Persönliche Erfahrungen mit der Pflege eines todkranken Relative
Meine Mutter starb im Gesetz vor kurzem. Ihre Krankheit – eine schrittweise, verschwenden Rückgang – hatte schon seit Monaten; sie hätte berücksichtigt York Krankenhaus vor einigen Wochen, und es wurde stillschweigend akzeptiert, indem die ganze Familie, dass sie nicht aus. Allerdings, gegen Ende ihres Lebens erhielten wir einen Anruf, dass war es, haben tiefgreifende Auswirkungen auf uns.
Doris’s letzter Wunsch, wurde uns gesagt, war es, zu Hause sterben. Sie müssten 24 Stunden Pflege, die der NHS nicht bereitstellen konnte. Könnte Familie stellt ihr? Mein Mann konsultiert seinem Bruder und Schwester. Natürlich war dies zu viel verlangt – alle hatten Arbeit und Familie, wurden ungeschulten und unvorbereitet für die Pflege eines unheilbar erkrankten Person, die bereits erschöpft und emotional entwässert von Wochen Krankenhaus besucht. Es gab keine Alternative – sie hätte sterben im Krankenhaus. Es war traurig – tragischen sogar – aber was getan werden könnte?
Mich und mein Mann setzte sich später in der Nacht und darüber gesprochen. Wir hatten gerade erst begonnen eines neuen Unternehmens …, wenn ein von uns war, und lassen Sie ihn in Frage stellen würde alle unsere Investitionen und harte Arbeit. Wir hatten auch kleinen Kindern, und ich hatte ein Radio-Interview kommen, dass ich brauchte Zeit zur Vorbereitung. Es war absolut unmöglich, dass mein Mann verlassen sollte nun vorbei sein und Gott weiß wie lange! Neben dem, was über die Belastung für ihn, die Isolation, den Stress, den emotionalen Herbst-out? Aber wir kommen zurück gehalten, um die Frage: “Wie viel soll man darauf vorbereitet sein, die zurück zu einem Elternteil, der uns geliebt, und gab uns das Leben, und wurde jetzt zu sterben und in Not?” Am nächsten Morgen mein Mann verpackt seine Übernachtung Tasche, telefonisch mit dem Krankenhaus auf, zu veranlassen, seine Mutter zu Hause transportiert werden, und auf den Weg über die lange Fahrt nach York.
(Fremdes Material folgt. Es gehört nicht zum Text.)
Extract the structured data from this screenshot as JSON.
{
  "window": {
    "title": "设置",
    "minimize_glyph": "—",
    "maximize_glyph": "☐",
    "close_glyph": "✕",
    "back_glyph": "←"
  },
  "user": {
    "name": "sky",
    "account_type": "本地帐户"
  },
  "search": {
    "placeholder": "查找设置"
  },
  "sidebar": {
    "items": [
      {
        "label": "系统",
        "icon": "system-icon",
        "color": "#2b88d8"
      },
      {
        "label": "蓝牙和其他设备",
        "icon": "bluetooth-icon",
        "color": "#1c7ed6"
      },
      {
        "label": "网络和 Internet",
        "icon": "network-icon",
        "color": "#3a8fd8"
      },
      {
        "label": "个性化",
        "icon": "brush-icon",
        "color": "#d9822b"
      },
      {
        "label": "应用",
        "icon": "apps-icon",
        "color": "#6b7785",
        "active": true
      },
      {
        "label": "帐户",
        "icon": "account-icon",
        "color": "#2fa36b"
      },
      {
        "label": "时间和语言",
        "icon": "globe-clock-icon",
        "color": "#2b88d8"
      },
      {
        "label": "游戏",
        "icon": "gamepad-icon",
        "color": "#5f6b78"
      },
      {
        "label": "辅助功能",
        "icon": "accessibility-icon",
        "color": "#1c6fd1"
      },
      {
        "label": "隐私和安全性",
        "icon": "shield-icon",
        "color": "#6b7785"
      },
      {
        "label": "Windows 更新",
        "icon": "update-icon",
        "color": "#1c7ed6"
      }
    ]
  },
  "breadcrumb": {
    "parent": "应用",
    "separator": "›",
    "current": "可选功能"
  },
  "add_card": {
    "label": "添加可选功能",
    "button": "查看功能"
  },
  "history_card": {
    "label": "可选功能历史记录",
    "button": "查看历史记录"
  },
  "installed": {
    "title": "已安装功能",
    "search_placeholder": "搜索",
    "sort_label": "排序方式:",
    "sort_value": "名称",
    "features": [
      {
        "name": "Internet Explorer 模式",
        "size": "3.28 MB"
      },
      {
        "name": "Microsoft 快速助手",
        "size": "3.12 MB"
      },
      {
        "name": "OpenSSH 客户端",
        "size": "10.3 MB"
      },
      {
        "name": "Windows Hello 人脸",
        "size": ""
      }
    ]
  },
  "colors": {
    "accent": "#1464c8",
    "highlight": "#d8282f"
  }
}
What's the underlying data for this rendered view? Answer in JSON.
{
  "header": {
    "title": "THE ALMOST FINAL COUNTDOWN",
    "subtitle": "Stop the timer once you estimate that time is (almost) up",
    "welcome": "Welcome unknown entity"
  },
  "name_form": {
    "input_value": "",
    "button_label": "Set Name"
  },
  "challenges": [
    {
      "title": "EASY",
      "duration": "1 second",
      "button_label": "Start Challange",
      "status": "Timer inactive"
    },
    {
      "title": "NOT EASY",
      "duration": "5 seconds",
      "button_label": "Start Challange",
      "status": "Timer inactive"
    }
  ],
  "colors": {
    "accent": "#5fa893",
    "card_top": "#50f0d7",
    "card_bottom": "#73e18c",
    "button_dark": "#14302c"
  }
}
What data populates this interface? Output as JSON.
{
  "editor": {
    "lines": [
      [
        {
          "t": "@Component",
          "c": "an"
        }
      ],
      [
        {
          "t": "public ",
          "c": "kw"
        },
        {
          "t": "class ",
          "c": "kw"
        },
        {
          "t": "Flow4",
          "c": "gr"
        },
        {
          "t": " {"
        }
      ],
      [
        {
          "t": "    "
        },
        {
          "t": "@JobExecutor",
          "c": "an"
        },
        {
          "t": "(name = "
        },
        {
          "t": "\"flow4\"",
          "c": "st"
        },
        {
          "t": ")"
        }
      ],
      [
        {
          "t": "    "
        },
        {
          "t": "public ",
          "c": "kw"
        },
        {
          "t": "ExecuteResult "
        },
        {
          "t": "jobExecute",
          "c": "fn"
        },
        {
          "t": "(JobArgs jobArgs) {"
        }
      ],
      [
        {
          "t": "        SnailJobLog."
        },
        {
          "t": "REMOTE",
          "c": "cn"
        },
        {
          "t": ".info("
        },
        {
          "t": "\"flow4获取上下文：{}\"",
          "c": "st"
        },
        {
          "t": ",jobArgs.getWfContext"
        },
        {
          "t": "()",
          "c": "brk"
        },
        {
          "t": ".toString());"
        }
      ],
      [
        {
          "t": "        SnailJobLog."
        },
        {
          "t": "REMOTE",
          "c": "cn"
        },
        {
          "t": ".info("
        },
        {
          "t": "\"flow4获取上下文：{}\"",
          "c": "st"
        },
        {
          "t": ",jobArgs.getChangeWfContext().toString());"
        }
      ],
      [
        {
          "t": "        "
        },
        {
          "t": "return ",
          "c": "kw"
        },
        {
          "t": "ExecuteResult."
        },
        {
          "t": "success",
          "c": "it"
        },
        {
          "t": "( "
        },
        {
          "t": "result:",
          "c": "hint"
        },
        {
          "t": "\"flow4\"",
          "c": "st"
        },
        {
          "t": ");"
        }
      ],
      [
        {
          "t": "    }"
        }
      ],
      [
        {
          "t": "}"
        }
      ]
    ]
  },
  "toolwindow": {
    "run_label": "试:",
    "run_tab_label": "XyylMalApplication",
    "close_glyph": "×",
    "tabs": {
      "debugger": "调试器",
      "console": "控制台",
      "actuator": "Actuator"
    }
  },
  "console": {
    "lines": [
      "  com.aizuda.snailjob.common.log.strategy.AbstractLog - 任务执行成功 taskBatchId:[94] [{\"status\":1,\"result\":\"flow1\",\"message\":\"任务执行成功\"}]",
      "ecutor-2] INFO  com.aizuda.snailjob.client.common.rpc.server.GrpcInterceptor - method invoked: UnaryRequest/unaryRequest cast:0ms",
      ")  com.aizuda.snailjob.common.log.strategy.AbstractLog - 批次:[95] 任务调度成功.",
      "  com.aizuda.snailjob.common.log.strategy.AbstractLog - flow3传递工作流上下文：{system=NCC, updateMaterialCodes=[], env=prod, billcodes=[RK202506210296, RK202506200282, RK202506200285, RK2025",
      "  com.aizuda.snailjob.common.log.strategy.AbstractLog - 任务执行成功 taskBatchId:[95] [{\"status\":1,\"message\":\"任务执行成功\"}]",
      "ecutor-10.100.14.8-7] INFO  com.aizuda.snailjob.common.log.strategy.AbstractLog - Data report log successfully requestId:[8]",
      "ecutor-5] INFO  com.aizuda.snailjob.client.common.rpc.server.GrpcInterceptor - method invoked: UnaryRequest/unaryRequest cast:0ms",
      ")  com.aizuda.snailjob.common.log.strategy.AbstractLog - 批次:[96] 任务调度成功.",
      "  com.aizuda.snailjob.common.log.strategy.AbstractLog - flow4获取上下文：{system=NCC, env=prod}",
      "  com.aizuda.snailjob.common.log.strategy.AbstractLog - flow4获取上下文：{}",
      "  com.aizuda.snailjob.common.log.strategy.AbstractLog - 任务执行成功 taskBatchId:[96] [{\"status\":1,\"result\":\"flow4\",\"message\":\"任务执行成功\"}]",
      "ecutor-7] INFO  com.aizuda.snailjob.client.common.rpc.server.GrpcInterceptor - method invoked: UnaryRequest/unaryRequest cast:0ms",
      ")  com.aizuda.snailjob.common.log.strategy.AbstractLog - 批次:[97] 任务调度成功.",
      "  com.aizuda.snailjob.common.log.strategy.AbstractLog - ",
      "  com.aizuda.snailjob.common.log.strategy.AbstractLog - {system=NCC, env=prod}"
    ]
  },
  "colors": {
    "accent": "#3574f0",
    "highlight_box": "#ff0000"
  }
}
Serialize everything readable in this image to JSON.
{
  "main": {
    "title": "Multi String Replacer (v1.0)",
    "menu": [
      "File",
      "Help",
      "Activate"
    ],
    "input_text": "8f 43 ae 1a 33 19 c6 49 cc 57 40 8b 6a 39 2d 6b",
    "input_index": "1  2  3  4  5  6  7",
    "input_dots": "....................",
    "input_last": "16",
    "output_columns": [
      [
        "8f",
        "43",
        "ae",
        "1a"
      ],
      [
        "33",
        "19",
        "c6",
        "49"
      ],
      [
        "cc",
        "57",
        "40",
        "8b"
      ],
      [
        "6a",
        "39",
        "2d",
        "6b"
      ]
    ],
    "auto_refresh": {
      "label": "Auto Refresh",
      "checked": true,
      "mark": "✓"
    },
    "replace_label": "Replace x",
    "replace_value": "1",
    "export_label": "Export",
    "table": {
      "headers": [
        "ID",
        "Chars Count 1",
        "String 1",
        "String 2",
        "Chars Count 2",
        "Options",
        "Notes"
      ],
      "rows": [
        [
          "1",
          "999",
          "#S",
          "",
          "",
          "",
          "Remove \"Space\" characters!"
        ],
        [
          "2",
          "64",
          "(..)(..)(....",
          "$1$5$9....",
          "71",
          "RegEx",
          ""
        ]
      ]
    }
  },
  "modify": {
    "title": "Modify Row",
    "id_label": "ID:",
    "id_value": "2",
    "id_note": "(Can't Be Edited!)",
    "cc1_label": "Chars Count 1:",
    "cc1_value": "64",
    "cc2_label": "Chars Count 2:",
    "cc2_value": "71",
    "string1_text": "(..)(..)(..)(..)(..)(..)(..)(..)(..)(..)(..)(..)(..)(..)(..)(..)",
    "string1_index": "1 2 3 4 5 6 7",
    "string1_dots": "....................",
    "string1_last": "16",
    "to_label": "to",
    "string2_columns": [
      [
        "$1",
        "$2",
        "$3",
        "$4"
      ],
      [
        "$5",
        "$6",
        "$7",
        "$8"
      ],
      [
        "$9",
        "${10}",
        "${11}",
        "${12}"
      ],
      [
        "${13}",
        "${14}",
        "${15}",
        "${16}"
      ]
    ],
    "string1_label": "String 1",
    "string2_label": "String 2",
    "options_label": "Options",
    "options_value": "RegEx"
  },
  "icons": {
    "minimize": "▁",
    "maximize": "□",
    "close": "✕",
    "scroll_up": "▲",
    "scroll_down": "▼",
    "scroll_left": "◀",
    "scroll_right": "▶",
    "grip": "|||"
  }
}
Er telefonierte mir, dass Nacht von Doris’s flach. Ich hätte erwartet, ihn zu elend, sondern er war euphorisch. Sein Bruder und Schwester, die sich (vielleicht auch ein wenig angeprangert) von meinem Mann ein Akt hatte eine Veränderung des Herzens und wurden dort auf ihn. “Wir tun dies zusammen”, sagte er mir. “Sie sagen, sie wollen mich unterstützen. Wir werden uns nach Mama in Schichten. ”
Die Nachtwache dauerte eine Woche. In dieser Zeit, mein Mann war selten allein. Nicht nur unmittelbare Familie, sondern entfernten Verwandten, Freunden, Nachbarn, ihre Unterstützung verliehen. Die NHS zu, aus Freude ursprünglich, dass sie zur Verfügung stellen konnten keine Sorge, plötzlich entdeckt, dass es Krankenschwestern zur Verfügung, um gelegentliche Nacht decken. Wir fragten sich, was das Problem war, warum so viele Menschen (uns eingeschlossen) hatte die Aufgabe der Pflege unüberwindbar. Ich war beeindruckt und bewegt, dass es nur ein Mann – mein Mann – Aufstehen und sagen: “Ich kann, werde ich versuchen!” , um ein Ball ins Rollen, um die Herzen und Köpfe der anderen.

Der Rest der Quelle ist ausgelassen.